И в эту минуту вдруг ударили музыканты по своим инструментам. Звякнул бубен, зазвенела гитара, запела гармонь плясовую. И в тот же миг вскочил Распутин. Вскочил так быстро, что опрокинул стул. Сорвался с места, будто позвал его кто, и, отбежав от стола (комната была большая), вдруг заскакал, заплясал, согнул колено углом вперед, бороденкой трясет — и все кругом, кругом… Лицо растерянное, напряженное, торопится, не в такт скачет, будто не своей волей, исступленно, остановиться не может…

Все вскочили, окружили, смотрят.

Тот «милай», что за листками бегал, побледнел, глаза выпучил, присел и в ладоши хлопает:

— Гоп! Гоп! Гоп! Так! Так! Так!

И никто кругом не смеялся. Все смотрели точно испуганно и, во всяком случае, очень, очень серьезно.

Зрелище было до того жуткое, до того дикое, что, глядя на него, хотелось завизжать и кинуться в круг, вот тоже так скакать, кружить, пока сил хватит.

А лица кругом становились все бледнее, все сосредоточеннее.

Нарастало какое-то настроение. Точно все ждали чего-то… Вот, вот… Сейчас…

— Ну какое же может быть после этого сомнение? — сказал за мной голос Розанова. — Хлыст!

А тот скакал козлом, страшный, нижняя челюсть повисла, скулы обтянулись, пряди волос мотаются, хлещут по впалым орбитам глаз. Розовая колкая рубаха раздулась на спине пузырем.

— Гоп, гоп, гоп! — хлопал в ладоши «милай».

И вдруг Распутин остановился.
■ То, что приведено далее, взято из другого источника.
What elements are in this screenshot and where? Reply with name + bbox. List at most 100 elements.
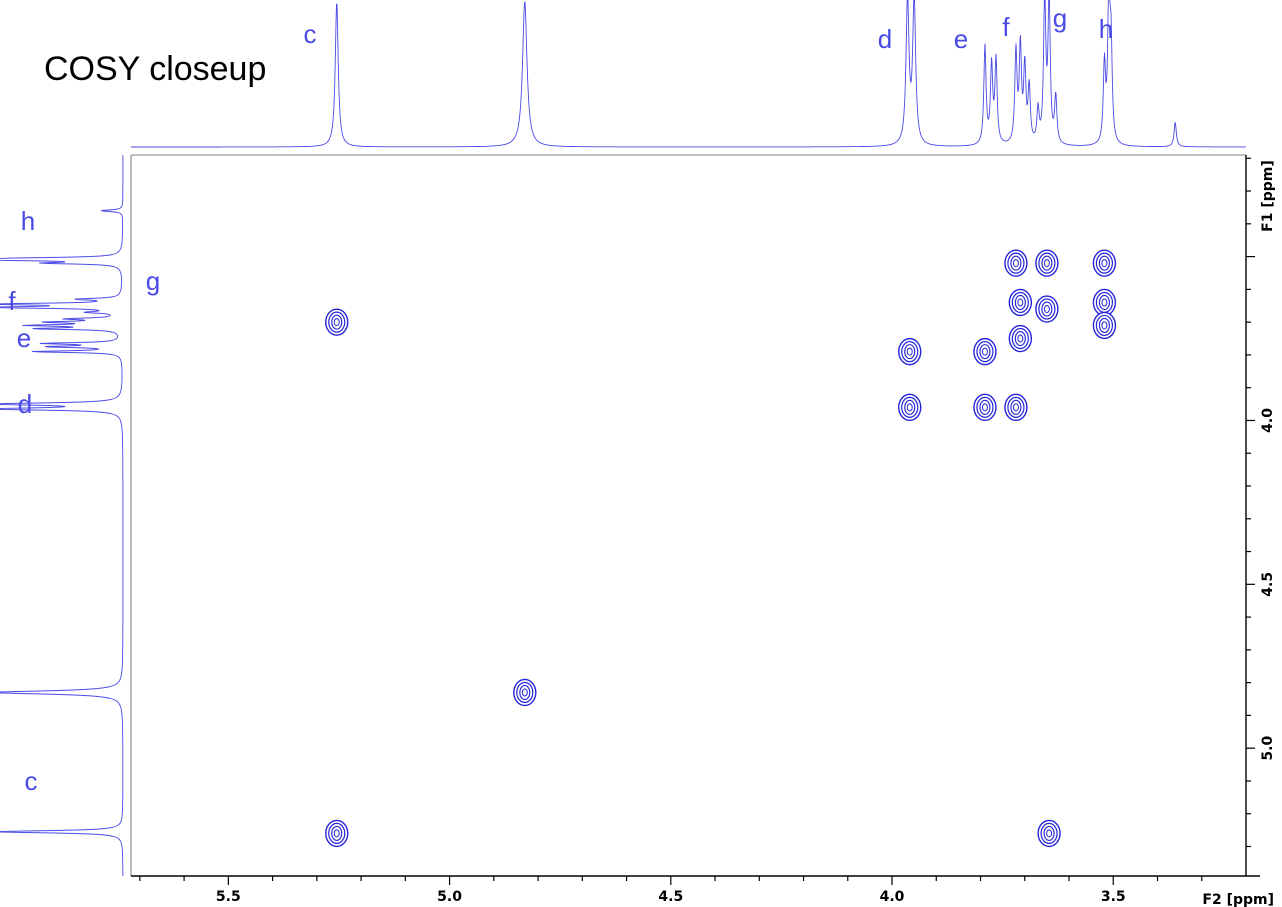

Сразу. И музыка мгновенно оборвалась, словно музыканты знали, что так надо делать.

Он упал в кресло и водил кругом уже не колючими, а растерянными глазами.

«Милай» поспешно подал ему стакан вина.

Я ушла в гостиную и сказала Измайлову, что хочу уехать.

— Посидите, отдохните немножко, — сказал тот.

Было душно. От духоты билось сердце и руки дрожали.

— Нет, здесь не душно, — сказал Измайлов. — Это у вас нервное.